Antilichaam afhankelijk verhoging (ADE) van de infecties is een proces waarbij gedeeltelijk cross-reactive antilichaam reacties veroorzaakt door een serotype van het virus verbetert de opname van een ander serotype van het virus, wat leidt tot meer virale replicatie en voorjaarsviremie. ADE is uitgebreid gedocumenteerd in Dengue virus (DENV) infecties waar vier belangrijke serotypen heersen. ADE is een subset van patiënten, gekoppeld aan Dengue hemorragische koorts (DHF). We hebben onlangs aangetoond dat Zika virus (ZIKV) infectie veroorzaakt aanzienlijk hoge niveaus van DENV cross-reactive antilichaam reacties die veroorzaakt ADE van DENV in vitro en waarschijnlijk bijgedragen aan de verhoging van de DENV voorjaarsviremie in vivo1 , 2. antilichaam-afhankelijke versterking testen zijn een waardevol instrument voor de beoordeling van de capaciteit van antilichamen te versterken van secundaire infectie met verwante virussen en bieden waardevolle inzichten in de pathogenese van flavivirus infecties en informeren de ontwikkeling van vaccins.

De assay beschreven gebruikt hier DENV RVP samen met K562 cellen, die normaliter ontoelaatbaar om infectie zijn. RVP zijn structureel intact replicatie incompetent DENV virale deeltjes die coderen van een sub-genomic groen fluorescente proteïne (GFP) replicon die na een ronde van replicatie3wordt uitgedrukt. Als zodanig, cellen die geïnfecteerd raken met RVP lichten groen op en kunnen gemakkelijk worden opgespoord met behulp van stroom cytometry of microscopie. De RVP gebruikt in deze test werden verkregen uit commerciële bronnen. Ze kunnen echter tegen andere virussen gegenereerd en gebruikt in de test die wordt beschreven in dit manuscript. K562 cellen zijn ondertussen een FcγIII-receptor-uiting geven aan leukemie cellijn die binden aan de Fc-regio van antilichamen en in het bijzijn van de concentraties van antilichaam4,5sub te neutraliseren besmet raken.

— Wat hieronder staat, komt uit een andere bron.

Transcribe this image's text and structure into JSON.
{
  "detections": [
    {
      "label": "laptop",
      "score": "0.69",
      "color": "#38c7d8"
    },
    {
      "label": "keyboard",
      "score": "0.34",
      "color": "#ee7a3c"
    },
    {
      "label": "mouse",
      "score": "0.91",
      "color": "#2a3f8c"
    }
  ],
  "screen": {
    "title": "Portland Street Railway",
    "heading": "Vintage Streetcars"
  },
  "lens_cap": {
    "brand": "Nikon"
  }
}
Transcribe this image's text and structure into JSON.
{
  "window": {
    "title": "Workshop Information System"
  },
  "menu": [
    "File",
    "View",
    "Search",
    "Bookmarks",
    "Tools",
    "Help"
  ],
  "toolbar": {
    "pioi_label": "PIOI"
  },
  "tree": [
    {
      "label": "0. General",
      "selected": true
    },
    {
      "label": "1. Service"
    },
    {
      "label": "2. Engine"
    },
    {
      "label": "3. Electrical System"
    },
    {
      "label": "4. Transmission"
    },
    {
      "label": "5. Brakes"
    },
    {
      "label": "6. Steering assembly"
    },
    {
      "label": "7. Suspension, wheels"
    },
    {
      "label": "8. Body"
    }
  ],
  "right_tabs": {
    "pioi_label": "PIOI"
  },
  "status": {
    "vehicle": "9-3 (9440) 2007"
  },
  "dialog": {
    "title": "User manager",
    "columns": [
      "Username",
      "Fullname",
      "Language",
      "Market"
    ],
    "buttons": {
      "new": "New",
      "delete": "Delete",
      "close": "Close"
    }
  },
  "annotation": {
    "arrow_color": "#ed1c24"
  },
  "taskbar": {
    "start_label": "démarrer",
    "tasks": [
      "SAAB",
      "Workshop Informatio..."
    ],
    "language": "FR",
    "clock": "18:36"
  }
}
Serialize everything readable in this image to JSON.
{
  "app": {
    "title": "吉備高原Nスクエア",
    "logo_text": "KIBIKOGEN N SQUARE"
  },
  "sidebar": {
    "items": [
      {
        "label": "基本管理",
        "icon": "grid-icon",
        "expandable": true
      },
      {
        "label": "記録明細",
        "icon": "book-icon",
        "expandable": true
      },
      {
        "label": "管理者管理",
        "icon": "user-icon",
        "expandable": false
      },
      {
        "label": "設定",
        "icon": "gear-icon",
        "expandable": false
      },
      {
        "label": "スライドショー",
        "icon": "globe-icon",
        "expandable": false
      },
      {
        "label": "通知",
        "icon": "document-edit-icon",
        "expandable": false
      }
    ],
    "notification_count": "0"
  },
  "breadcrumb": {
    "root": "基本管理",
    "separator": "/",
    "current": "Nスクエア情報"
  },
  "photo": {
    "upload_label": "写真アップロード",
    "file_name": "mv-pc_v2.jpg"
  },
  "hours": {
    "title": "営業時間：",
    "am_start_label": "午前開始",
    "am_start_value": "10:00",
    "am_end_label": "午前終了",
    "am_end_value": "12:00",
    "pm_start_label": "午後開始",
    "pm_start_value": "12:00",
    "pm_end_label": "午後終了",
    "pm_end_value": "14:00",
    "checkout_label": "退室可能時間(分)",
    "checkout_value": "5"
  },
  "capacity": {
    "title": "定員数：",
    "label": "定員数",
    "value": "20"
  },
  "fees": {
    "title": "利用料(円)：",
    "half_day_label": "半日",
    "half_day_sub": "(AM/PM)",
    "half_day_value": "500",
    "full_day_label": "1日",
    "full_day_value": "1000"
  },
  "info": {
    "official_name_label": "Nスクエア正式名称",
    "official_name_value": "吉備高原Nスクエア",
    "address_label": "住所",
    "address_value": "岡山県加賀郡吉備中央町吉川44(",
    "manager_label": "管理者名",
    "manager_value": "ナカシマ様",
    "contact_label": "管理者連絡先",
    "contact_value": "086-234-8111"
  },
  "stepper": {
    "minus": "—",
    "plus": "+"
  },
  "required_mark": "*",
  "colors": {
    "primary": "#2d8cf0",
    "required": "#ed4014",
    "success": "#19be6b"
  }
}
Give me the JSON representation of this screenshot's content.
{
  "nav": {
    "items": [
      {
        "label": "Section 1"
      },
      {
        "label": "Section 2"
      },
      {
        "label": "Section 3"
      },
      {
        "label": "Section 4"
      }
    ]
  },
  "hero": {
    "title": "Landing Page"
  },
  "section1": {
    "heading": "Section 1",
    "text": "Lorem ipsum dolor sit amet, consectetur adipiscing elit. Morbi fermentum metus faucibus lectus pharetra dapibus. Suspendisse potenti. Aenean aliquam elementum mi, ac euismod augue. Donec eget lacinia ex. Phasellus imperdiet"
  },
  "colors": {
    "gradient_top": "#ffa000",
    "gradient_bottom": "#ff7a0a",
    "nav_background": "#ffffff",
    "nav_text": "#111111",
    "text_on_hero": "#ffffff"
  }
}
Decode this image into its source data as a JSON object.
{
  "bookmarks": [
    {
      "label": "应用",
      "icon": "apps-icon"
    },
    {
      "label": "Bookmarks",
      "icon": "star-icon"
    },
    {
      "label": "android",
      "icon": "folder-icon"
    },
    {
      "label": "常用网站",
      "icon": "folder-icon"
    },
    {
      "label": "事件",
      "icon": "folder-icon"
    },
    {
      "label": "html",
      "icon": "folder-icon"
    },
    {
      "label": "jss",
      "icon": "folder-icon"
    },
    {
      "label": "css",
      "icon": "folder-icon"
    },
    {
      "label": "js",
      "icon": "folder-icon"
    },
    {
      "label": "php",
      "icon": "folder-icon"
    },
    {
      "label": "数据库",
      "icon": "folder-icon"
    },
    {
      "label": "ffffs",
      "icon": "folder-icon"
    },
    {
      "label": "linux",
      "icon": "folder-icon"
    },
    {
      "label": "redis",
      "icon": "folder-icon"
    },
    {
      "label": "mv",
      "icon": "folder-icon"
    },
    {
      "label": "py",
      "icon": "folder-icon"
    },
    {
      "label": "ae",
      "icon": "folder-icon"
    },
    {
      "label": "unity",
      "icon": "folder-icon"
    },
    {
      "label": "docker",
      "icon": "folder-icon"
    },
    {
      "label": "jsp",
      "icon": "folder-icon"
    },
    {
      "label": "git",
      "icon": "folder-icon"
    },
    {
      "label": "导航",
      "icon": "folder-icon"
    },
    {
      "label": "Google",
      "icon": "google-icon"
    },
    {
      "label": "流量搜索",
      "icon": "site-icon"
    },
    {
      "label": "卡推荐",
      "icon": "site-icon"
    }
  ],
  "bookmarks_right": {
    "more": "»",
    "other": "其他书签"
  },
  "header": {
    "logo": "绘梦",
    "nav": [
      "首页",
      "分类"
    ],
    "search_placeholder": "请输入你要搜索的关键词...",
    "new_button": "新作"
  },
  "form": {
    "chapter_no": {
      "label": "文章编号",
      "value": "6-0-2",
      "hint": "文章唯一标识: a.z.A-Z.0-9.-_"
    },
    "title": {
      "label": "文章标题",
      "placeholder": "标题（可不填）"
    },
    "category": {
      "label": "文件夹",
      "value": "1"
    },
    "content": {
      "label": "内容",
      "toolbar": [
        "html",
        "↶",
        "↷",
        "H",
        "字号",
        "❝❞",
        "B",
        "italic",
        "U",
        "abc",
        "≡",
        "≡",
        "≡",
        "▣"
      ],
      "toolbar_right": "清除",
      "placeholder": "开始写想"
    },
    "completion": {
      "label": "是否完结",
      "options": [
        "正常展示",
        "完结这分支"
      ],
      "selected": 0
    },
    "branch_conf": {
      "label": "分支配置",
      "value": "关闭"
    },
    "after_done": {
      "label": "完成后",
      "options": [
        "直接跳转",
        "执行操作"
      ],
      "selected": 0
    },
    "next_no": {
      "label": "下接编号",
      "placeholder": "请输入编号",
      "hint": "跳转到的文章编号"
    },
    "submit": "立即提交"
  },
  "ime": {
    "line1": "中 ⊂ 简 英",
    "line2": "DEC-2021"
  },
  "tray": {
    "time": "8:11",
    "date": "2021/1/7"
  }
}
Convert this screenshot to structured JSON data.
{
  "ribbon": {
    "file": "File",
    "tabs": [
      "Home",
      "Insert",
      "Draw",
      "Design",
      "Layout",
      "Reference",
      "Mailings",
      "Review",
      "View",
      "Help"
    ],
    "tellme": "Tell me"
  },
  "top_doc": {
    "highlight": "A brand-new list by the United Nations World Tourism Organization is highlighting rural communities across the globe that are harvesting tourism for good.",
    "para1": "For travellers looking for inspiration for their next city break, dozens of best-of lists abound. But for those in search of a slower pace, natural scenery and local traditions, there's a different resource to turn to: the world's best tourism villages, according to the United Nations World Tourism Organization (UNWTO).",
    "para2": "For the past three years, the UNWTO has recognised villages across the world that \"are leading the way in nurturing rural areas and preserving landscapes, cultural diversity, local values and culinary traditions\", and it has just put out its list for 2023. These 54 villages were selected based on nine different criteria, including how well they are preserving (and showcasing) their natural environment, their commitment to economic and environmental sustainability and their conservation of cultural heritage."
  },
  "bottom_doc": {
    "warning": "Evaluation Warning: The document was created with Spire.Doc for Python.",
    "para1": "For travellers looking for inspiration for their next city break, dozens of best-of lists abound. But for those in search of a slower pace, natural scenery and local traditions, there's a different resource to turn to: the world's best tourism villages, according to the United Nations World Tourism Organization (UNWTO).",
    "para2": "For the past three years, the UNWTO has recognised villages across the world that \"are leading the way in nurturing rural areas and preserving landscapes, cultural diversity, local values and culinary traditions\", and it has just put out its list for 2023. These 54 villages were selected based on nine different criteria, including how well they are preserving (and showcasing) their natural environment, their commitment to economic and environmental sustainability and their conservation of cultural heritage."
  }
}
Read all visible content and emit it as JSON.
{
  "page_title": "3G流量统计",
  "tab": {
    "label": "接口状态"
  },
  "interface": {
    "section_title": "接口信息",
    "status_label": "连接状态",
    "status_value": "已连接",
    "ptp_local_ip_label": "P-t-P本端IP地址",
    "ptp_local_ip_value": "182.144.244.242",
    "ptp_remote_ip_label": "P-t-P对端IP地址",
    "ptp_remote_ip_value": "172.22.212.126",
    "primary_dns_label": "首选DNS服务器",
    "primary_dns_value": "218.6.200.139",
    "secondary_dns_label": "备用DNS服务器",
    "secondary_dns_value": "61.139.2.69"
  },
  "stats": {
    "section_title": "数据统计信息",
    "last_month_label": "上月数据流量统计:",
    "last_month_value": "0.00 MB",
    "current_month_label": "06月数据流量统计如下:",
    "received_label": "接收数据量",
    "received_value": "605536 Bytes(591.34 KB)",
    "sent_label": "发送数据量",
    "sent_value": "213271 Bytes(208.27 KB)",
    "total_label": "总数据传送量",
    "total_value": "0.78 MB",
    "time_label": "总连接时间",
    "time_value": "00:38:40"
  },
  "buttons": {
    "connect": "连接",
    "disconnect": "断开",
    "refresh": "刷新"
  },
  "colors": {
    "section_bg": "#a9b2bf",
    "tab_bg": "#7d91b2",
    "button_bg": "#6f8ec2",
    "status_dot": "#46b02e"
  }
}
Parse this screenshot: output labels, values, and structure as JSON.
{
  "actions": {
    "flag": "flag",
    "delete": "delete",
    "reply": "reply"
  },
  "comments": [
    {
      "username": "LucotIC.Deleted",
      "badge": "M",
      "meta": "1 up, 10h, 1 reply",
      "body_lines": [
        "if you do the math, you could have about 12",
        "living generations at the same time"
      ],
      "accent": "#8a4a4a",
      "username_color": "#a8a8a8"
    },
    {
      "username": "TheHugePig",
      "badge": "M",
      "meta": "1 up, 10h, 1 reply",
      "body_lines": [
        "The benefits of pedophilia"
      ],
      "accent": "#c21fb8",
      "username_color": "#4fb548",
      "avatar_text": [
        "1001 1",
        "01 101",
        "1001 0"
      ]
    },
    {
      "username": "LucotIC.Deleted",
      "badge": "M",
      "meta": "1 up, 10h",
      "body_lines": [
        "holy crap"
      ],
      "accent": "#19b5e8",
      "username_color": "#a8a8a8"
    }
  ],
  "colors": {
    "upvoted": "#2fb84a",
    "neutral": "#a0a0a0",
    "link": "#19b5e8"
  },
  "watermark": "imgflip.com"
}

ADE testen zijn uitgebreid gebruikt in studies die onderzoeken de risicofactoren voor ernstige dengue en af te bakenen de mechanismen van in vitro ADE6,7,8. De bepaling van de ADE beschreven hier snel en eenvoudig inzetbaar om te bepalen van de capaciteit van het serum te versterken in vitro infectie met behulp van de RVP en stroom cytometry, in vergelijking met andere testen momenteel gebruikt waarvoor hetzij de bepaling van de vorming van tandplak eenheden (FPU) in Vero-cellen of het antilichaam kleuring van geïnfecteerde cellen6,7,8,9,10,11, die beide tijdrovend en arbeid zijn intensieve.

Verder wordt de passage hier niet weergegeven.